Overexpression of PPARβ/δ by adenoviruses treatment significantly ameliorated brain injury with improvement in neurological deficits, brain edema, blood-brain barrier impairment, and neural cell apoptosis at 24 hours after SAH in rats, whereas downregulation of PPARβ/δ by small interfering RNAs administration resulted in the reverse effects of the above. The expression levels of NF-κB and MMP-9 were markedly downregulated when PPARβ/δ increased after PPARβ/δ adenovirus transfection and upregulated when PPARβ/δ decreased by PPARβ/δ small interfering RNAs treatment. Moreover, GW0742 improved neurological deficits and reduced Evans blue extravasation at 24 hours after SAH.

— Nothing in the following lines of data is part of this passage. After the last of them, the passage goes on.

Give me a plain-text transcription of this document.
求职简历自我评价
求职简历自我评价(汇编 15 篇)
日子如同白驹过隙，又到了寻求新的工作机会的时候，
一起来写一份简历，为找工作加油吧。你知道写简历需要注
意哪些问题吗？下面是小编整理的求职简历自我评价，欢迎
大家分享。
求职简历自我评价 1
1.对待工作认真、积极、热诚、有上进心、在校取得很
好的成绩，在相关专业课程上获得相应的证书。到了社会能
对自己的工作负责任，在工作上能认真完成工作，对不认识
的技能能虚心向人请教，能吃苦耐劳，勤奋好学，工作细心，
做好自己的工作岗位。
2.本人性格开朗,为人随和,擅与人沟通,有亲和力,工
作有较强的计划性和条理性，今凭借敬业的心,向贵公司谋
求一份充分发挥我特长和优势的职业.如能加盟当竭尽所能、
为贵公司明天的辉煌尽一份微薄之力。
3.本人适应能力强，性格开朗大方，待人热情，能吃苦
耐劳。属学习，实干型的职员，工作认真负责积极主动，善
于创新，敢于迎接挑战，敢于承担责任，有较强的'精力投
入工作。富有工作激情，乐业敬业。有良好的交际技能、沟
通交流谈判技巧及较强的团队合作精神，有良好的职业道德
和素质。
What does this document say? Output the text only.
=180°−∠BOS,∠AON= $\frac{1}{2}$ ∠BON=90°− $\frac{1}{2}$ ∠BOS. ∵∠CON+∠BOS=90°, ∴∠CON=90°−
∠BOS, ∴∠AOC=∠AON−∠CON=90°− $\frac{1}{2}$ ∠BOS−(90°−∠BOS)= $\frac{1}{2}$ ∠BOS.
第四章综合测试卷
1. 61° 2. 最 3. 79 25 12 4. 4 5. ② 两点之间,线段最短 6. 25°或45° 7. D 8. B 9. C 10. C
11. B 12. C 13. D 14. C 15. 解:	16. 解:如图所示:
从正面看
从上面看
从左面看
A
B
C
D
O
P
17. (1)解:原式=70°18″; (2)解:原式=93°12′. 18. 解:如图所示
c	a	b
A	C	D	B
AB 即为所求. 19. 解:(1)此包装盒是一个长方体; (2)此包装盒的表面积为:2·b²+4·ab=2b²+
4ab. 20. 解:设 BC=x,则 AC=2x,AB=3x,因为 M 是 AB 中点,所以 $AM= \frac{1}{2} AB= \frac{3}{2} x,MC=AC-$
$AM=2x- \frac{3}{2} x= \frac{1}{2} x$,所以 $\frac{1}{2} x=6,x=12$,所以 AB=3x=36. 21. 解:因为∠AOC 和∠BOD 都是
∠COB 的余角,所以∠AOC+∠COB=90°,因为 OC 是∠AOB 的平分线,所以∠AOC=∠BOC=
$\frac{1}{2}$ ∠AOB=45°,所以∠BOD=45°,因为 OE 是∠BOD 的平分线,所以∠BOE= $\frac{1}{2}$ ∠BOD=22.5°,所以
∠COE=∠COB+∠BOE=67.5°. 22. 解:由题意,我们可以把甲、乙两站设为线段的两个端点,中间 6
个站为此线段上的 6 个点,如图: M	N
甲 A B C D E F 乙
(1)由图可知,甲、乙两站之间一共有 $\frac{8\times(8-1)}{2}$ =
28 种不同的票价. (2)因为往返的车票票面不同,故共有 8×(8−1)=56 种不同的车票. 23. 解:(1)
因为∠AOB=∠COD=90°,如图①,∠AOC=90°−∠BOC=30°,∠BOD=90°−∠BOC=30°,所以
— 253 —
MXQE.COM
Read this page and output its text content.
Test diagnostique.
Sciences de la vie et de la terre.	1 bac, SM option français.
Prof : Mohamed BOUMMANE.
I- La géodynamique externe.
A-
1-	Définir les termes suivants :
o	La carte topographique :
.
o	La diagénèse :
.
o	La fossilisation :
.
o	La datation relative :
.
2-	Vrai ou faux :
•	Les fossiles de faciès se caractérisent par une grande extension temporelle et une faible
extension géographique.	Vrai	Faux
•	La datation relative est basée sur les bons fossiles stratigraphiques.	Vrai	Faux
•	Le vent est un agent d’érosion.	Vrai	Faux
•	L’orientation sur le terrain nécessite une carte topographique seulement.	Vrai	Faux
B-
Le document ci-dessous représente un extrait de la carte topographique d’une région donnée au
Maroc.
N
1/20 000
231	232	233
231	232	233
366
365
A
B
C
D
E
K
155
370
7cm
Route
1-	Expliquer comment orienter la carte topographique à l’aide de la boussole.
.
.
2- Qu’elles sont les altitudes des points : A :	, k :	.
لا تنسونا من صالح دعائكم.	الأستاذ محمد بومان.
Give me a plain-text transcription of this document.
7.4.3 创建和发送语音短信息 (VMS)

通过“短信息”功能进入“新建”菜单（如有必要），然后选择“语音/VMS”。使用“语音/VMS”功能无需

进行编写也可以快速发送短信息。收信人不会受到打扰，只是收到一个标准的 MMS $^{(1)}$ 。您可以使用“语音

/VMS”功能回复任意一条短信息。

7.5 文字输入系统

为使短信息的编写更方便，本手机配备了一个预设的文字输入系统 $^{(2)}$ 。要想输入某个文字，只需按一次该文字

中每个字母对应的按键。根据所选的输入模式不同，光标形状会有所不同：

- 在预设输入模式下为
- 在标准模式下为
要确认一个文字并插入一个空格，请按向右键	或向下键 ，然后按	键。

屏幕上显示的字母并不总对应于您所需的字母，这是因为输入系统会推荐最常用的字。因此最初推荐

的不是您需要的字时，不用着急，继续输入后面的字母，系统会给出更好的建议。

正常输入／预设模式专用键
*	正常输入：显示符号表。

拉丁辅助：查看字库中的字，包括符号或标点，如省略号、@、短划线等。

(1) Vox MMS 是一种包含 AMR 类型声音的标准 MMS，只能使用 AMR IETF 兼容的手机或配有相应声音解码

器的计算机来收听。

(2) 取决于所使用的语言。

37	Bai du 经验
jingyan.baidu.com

PPARβ/δ's overexpression may attenuate early brain injury after rats' SAH administration, which reduces neural apoptosis possibly through blocking NF-κB/MMP-9 pathway.
早期脑损伤被认为是蛛网膜下腔出血(SAH)后预后不良的主要原因,这与神经细胞凋亡密切相关。迄今为止,过氧化物酶体增殖物激活受体β/δ(PPARβ/δ)与核因子-κB/基质金属蛋白酶-9(NF-κB/MMP-9)通路之间的关系,这两者都与凋亡效应密切相关,在SAH中尚未得到充分研究。本研究旨在评估PPARβ/δ对大鼠SAH后脑损伤及NF-κB/MMP-9通路的影响。
采用将未肝素化的自体动脉血注入雄性Sprague-Dawley大鼠视交叉前池的方法建立SAH模型。在SAH前,将腺病毒或小干扰RNA注入右侧侧脑室,分别上调或下调PPARβ/δ表达。所有动物均进行神经功能评分,然后在SAH手术后24小时处死。采用脑含水量、血脑屏障通透性和凋亡指标检测脑损伤。分别用免疫组织化学、明胶酶谱法和蛋白质印迹法检测PPARβ/δ、NF-κB和MMP-9的表达。此外,使用PPARβ/δ特异性激动剂GW0742治疗大鼠SAH,通过神经功能评分和伊文思蓝外渗评估其效果。
腺病毒治疗使PPARβ/δ过表达可显著改善大鼠SAH后24小时的脑损伤,神经功能缺损、脑水肿、血脑屏障损伤和神经细胞凋亡均得到改善,而小干扰RNA下调PPARβ/δ表达则产生上述相反的效果。PPARβ/δ腺病毒转染后PPARβ/δ增加时,NF-κB和MMP-9的表达水平明显下调,而PPARβ/δ小干扰RNA处理使PPARβ/δ降低时,NF-κB和MMP-9的表达上调。此外,GW0742可改善SAH后24小时的神经功能缺损并减少伊文思蓝外渗。
PPARβ/δ过表达可能减轻大鼠SAH后的早期脑损伤,可能通过阻断NF-κB/MMP-9通路减少神经细胞凋亡。